The very first feature film I worked on was an absolute flop. I was there to shoot it and the writer was there to sort of direct and produce it. It was very unorganized. This was back in the year 2000. I was twenty one at the time. It was an experience and I learned a few things. Namely that you need a director. The guy who wrote the film was also acting in it and producing it. So he was already wearing a few hats. We never really had a director. Directing became a collective effort on the part of everyone. But without a single person at the helm to call the shots and make sure everyone was on track, we were ultimately doomed. Yet somehow we still managed to shoot about 30% of the film. Don’t ask me how we got that much done, because looking back the entire production was an absolute mess. But you need those experiences to learn from them.
About four years later I directed my first feature. This time I came to the table knowing I wanted to direct and I told everyone in the production to come to me with any ideas that they had. I would keep an open mind and listen to them, but ultimately I had final say in what was included or not. I wasn’t being tyrannical about it. I was establishing a much needed chain of command that everyone respected. I had several people come to me with ideas that I did in fact include in the production. I kept my crew small and tight so that everyone was always working and no one was just standing around holding a boom pole all day, bored out of their mind.

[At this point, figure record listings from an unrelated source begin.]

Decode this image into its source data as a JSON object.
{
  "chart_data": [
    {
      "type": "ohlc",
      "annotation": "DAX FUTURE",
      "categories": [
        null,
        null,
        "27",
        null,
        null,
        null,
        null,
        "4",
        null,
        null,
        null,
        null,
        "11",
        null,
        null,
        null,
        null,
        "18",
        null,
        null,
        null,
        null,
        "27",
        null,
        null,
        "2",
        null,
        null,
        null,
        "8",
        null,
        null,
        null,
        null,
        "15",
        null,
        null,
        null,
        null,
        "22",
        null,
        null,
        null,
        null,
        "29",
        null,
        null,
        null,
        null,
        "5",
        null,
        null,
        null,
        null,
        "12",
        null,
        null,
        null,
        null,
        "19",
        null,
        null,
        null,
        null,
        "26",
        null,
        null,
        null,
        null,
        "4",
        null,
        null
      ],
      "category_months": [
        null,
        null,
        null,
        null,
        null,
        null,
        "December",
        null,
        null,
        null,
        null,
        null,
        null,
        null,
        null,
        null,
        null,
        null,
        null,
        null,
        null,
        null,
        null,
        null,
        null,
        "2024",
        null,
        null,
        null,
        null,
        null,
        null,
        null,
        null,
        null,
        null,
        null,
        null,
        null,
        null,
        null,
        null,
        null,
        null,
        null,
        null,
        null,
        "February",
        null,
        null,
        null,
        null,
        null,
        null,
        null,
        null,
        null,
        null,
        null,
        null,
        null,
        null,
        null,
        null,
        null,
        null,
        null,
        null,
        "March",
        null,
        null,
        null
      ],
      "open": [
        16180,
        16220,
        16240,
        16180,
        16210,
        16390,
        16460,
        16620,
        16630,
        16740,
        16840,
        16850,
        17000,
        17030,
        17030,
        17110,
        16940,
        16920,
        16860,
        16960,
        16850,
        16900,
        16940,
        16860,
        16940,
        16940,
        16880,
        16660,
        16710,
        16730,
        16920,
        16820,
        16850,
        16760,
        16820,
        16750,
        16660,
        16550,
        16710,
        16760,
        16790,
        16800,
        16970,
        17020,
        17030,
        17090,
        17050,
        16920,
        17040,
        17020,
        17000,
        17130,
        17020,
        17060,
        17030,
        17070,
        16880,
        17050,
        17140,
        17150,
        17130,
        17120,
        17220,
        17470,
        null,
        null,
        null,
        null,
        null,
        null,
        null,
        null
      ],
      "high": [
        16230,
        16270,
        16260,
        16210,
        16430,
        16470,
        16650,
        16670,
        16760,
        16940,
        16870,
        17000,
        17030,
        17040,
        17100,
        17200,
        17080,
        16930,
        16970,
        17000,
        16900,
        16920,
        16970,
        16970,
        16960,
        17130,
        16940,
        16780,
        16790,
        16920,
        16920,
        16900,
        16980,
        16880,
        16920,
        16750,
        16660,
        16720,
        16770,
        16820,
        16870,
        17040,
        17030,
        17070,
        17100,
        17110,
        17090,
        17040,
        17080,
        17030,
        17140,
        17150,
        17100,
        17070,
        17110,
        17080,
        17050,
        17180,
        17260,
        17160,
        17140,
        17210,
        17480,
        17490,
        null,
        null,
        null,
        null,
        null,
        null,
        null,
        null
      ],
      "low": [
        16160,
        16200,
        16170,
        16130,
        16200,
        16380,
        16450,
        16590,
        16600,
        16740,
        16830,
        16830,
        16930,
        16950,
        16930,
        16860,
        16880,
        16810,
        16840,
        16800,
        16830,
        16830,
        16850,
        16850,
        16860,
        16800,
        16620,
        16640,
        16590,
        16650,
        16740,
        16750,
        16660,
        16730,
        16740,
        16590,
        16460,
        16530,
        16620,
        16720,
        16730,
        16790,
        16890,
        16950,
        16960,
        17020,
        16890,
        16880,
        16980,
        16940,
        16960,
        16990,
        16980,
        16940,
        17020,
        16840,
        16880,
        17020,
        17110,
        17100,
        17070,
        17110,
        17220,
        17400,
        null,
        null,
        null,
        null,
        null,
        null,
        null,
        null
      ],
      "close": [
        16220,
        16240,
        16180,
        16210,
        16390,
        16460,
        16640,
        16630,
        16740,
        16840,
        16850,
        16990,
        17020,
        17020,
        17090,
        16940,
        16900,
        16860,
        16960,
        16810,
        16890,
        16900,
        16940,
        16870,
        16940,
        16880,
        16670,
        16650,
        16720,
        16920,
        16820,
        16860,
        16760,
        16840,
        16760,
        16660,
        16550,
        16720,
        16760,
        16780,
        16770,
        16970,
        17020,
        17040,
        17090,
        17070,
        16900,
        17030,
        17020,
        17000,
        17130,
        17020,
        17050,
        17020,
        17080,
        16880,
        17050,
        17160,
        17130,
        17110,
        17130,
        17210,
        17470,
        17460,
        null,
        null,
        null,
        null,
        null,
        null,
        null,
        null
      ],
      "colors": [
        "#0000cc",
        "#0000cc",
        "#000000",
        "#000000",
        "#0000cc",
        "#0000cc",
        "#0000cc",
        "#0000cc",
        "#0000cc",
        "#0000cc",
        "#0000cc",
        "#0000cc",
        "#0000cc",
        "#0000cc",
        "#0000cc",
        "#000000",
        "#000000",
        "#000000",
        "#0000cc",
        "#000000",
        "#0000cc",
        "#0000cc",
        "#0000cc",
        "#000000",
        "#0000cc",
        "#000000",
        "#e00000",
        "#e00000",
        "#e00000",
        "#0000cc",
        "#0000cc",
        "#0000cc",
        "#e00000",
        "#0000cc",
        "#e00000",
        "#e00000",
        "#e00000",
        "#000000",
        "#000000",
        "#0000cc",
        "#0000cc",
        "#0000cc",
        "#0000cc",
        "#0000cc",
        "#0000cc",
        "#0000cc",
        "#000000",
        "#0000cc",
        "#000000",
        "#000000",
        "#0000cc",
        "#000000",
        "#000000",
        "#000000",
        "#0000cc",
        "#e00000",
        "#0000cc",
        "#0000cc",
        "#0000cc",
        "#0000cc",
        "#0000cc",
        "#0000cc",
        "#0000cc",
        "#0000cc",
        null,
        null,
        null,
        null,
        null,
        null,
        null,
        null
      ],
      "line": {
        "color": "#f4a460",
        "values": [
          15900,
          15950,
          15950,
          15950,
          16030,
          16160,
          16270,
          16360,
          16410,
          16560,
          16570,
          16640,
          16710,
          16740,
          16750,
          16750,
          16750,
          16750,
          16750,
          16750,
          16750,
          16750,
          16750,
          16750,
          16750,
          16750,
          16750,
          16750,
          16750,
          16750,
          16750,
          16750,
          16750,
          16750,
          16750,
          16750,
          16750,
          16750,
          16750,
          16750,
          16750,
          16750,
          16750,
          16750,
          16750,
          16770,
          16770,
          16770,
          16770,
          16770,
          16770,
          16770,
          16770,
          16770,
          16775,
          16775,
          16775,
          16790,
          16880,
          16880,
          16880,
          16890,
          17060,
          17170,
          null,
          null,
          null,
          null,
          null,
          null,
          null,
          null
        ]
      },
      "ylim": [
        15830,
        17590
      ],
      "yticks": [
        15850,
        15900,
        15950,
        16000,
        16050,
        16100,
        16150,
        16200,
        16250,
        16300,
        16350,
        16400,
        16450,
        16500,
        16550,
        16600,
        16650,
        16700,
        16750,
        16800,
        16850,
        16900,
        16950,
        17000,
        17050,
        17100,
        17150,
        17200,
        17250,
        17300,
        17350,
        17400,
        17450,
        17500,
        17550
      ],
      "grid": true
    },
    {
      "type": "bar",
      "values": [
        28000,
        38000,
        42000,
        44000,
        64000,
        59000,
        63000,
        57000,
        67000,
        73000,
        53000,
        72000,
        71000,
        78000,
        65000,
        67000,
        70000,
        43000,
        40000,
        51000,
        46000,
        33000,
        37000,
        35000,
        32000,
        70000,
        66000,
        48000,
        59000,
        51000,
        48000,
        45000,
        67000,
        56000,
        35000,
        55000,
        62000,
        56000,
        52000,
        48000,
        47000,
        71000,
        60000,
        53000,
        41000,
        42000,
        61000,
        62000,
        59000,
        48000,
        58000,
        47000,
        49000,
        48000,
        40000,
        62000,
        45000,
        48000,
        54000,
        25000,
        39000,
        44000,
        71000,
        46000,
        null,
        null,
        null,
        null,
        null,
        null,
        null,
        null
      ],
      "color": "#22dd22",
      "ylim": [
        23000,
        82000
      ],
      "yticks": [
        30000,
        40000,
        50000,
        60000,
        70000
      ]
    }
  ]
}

I hired a cinematographer and had a great producer to help organize the shoot and fund the project with me. The title of the film is Falling Apart, even though the film itself was far from that. We finished it, we screened it at a local art house theater and even sold some limited edition copies on DVD. Ultimately making back our investment. It was by far not a great piece of work due to our overall lack of experience and budget at the time, but it was a definite learning experience and a success.
It took us three months of shooting on weekends and off days with a cast and crew of about twenty people that worked for copy and credit. We got very lucky. Everyone was really great to work with, no one complained and everyone showed when they were supposed to. Everyone left the production with a positive outlook and I still know most of those people today.
By the time we shot our next short film my production team was an oiled engine. We assembled another great cast and shot our next short film in a month. We had learned a lot in the year since shooting our feature. Not to mention feeling a little high on ourselves for having a feature film under our belt. The result was a short film definitely superior to our feature.
Since then I’ve been working as a professional cinematographer and photographer. Continuing to hone my skills. I don’t direct as much as I shoot but I enjoy what I do and I continue to push forward.